I don’t think people divorce because their new partner would have a particular body part that the first did not have. Neither do I think people marry knowing that they are choosing the wrong partner. In fact there are few cases where the choice was wrong. Then why is it that our students grow up, become successful professionally and fail personally?
Let me be a bit candid on this question: I do not know the exact reason, but I do know that never in the history of education, as far as I know, have we given enough importance to educating our children on living in this institution called “family”. It has always been assumed that they will learn it without any external support, and that everyone is born to live in a family, it does not require any concentrated efforts or attention.
So the question is “What is there to be learnt about being in a family?’
Quite a lot. And here I suggest a few that as teachers or heads of educational institutions we can do:
- Teach them (boys, especially) the importance of sharing responsibility: In India it is simply taken for granted that looking after kids, cooking family meals, washing dishes & cloths, cleaning the house, offering sex(at man’s will) etc. are women’s work. We do not budge even if the high sky falls. Today most women opt to work in order to support the rising cost of living… oh…that is cool, but all the aforementioned works are their ‘primary’ responsibilities; we, men, are a little too superior. Come on catch them young, and teach them that their family may not last if they don’t mend this attitude. Or they would have a ‘dead walker’ at their home.
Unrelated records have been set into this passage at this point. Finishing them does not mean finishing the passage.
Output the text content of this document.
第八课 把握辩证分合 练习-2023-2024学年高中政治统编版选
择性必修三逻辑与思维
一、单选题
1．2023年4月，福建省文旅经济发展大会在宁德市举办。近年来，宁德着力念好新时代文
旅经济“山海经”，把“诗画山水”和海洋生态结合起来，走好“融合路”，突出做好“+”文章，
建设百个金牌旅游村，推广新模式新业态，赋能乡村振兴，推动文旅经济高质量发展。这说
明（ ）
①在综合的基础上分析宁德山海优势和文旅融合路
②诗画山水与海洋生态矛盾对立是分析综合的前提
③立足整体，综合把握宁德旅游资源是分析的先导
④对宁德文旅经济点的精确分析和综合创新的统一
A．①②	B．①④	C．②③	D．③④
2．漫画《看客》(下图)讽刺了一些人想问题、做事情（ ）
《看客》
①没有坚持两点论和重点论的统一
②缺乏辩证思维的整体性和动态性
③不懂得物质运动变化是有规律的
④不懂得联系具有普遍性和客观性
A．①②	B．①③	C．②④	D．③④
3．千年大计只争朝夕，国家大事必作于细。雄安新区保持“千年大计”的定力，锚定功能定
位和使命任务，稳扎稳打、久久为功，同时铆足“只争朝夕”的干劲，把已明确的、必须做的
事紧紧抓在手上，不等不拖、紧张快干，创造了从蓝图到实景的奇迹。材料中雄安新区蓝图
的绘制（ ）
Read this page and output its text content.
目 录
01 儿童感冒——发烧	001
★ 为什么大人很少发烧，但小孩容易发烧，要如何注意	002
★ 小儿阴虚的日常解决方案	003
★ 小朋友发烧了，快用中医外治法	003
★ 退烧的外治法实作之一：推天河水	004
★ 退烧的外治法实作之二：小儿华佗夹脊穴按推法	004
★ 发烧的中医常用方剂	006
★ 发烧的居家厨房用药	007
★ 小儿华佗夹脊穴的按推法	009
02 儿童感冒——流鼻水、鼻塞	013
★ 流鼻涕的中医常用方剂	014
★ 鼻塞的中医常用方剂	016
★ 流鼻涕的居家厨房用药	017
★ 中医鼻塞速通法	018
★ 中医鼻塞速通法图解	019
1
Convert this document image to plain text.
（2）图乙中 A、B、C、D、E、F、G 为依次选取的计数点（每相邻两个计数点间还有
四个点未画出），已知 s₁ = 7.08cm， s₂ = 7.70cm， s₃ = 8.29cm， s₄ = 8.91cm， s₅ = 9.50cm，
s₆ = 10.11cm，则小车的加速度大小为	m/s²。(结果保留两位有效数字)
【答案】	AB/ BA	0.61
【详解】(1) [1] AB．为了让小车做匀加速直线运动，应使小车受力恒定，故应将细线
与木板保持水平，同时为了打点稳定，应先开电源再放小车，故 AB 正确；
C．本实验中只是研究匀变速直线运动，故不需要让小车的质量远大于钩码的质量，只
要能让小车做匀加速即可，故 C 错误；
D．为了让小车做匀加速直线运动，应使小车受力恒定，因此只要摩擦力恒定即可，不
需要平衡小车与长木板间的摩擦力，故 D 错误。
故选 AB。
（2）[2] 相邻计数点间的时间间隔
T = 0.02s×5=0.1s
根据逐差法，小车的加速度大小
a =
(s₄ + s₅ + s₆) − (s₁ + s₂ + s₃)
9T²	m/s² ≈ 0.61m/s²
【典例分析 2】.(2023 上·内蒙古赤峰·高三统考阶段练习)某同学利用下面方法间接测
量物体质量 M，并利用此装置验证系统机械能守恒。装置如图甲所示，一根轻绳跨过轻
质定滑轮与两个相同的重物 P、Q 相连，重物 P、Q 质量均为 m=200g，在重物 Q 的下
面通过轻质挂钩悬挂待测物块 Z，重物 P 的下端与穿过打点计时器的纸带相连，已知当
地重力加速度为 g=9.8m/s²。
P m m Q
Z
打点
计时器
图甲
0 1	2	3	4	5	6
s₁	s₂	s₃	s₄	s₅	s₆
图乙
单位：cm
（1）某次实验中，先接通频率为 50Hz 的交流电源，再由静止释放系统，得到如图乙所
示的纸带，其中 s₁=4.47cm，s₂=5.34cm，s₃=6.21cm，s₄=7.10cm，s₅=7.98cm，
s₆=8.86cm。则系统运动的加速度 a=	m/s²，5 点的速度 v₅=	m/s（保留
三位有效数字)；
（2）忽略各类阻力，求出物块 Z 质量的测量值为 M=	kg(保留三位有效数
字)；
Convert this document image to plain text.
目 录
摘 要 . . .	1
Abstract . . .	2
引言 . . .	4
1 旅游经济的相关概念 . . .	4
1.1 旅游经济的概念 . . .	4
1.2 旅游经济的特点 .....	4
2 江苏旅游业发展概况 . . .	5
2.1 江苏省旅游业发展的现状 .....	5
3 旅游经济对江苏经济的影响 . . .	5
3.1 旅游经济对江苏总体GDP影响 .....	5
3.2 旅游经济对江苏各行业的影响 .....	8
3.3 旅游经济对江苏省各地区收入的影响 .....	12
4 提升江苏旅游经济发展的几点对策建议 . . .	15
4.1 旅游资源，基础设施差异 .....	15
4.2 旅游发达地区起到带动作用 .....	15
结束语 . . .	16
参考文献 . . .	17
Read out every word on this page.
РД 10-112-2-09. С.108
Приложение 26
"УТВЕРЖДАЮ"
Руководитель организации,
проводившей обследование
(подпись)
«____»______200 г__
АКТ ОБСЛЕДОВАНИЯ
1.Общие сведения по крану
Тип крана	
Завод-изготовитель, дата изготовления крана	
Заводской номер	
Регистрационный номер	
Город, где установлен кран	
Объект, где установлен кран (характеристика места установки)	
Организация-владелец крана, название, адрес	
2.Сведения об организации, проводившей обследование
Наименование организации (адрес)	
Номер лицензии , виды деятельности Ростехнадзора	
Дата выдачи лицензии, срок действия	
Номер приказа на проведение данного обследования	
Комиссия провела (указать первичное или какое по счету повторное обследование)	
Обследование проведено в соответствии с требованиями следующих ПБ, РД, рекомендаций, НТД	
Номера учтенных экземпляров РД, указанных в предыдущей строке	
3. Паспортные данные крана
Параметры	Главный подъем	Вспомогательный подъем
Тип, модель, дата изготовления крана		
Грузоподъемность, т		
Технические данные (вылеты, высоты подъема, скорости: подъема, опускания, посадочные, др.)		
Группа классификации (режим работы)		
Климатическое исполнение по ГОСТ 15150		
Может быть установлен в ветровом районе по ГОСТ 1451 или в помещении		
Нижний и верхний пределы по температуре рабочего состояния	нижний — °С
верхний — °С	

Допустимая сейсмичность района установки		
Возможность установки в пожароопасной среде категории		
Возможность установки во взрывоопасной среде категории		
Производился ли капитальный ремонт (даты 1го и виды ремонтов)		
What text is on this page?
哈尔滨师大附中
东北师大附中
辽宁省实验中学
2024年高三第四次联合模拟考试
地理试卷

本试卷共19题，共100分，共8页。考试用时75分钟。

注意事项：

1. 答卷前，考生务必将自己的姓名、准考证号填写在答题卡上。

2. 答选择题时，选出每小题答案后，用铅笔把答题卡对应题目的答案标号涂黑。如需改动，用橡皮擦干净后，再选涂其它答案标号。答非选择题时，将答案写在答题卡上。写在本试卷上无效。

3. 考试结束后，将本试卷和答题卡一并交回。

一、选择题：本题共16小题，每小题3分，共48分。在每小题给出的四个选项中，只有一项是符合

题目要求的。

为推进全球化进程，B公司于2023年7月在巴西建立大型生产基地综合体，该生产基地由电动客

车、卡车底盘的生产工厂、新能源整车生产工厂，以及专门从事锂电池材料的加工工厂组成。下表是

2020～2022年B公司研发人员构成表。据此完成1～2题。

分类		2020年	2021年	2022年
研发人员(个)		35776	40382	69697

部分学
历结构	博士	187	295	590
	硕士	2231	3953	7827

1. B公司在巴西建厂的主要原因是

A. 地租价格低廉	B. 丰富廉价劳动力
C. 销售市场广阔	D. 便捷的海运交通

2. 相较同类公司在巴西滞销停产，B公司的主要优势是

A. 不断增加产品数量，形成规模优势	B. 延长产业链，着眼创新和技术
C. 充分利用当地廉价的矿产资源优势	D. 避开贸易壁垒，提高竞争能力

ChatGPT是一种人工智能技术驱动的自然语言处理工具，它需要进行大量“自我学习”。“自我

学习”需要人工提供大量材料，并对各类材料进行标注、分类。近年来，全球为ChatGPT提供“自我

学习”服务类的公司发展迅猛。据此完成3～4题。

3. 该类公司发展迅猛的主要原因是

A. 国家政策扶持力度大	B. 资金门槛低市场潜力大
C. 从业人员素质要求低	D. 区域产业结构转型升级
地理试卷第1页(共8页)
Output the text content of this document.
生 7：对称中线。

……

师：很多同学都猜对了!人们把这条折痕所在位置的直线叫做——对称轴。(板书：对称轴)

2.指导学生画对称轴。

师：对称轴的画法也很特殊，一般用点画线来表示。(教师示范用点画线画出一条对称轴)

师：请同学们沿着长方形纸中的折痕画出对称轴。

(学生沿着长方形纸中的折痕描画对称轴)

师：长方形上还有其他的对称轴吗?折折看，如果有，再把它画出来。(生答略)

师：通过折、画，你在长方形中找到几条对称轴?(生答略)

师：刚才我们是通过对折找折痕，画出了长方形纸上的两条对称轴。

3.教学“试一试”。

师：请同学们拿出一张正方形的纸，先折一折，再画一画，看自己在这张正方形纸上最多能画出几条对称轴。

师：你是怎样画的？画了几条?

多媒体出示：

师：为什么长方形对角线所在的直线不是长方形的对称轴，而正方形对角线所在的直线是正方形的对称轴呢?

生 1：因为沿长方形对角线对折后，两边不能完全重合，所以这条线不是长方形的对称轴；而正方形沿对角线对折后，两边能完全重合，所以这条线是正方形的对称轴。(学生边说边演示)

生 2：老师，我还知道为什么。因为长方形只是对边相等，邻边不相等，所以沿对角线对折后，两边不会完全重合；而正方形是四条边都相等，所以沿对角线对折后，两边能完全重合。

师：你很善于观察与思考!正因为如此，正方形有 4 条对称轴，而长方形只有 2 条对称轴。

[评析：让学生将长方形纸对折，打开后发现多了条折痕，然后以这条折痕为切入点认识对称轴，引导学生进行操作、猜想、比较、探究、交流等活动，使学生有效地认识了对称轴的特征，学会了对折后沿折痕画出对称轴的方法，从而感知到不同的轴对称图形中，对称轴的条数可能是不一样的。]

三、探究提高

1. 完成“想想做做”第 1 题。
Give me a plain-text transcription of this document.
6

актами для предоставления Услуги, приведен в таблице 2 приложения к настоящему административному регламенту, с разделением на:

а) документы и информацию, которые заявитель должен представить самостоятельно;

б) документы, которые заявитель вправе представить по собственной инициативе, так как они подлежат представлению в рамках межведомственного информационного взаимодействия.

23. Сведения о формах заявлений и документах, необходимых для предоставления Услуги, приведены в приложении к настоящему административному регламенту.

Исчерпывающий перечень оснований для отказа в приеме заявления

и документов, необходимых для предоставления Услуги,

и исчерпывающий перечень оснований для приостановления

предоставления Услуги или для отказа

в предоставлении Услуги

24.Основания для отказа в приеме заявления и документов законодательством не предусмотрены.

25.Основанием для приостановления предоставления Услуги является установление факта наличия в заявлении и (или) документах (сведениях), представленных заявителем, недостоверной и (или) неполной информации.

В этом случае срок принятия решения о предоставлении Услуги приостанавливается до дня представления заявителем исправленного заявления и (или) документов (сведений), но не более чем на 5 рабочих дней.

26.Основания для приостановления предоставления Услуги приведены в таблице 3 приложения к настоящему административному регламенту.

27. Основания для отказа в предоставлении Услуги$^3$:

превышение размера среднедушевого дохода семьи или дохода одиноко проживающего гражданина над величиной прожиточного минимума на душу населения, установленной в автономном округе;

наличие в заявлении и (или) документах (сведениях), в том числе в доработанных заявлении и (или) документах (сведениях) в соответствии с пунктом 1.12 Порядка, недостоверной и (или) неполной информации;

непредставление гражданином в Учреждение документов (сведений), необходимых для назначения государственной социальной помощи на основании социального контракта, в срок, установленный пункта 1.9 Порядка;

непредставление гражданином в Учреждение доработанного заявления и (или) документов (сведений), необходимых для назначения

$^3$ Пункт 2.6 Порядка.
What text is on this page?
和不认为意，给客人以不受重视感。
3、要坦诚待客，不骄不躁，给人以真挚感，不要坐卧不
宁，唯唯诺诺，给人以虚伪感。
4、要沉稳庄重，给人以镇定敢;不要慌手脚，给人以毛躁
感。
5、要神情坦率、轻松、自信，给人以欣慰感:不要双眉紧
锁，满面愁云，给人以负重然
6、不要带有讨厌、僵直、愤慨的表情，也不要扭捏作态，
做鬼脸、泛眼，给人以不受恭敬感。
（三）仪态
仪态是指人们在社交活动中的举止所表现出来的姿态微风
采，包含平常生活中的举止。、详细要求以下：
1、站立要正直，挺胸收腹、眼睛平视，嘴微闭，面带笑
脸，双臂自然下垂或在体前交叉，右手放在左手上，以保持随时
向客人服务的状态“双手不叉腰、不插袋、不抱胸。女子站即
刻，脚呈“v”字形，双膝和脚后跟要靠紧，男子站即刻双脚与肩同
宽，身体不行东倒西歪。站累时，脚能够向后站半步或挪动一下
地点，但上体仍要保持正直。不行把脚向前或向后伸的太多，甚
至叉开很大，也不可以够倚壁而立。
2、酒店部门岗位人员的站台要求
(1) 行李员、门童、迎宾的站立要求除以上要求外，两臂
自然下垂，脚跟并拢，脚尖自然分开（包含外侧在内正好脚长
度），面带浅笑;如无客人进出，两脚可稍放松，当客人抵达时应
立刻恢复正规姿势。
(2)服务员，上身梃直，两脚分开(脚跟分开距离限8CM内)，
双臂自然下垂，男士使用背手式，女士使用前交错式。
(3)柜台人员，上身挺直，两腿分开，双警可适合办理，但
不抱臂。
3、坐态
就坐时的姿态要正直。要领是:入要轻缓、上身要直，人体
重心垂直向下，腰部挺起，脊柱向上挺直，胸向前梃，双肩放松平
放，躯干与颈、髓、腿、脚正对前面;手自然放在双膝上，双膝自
- The Virtue of forgiving: I would already have separated a few times hadn’t my wife been blessed with this virtue. Tell them right on the face that perfect couples exist only, and only on screen. In real life people are just too real. They make mistakes- they commit blunders. Teach them to forgive unconditionally in family.
- Teach them the reasons for divorce: I believe there is no real reason for divorce other than the attitude of either one or both of the partners. Here are some absurd reasons people say. Whether they are right or wrong address them in the class rooms. Some people say women becoming financially independent is the reason. Ha ha… you guys want to keep slaves at home ( my response, please.). But that is absurd. That cannot be the real reason.
Another reason they say is the interference of other family members. Which parents want to ruin their own daughter’s /son’s family? Not any that I know of. But still address it, too, in the class rooms. I do not want to go on listing them. Actually the list is endless, for people divorce for different reasons everyday.
Let me not go on and on. My point is made, may be I have been beating the dead horse, again. Yet I strongly feel that as educators we can help the next generation of families be happier and more prosperous.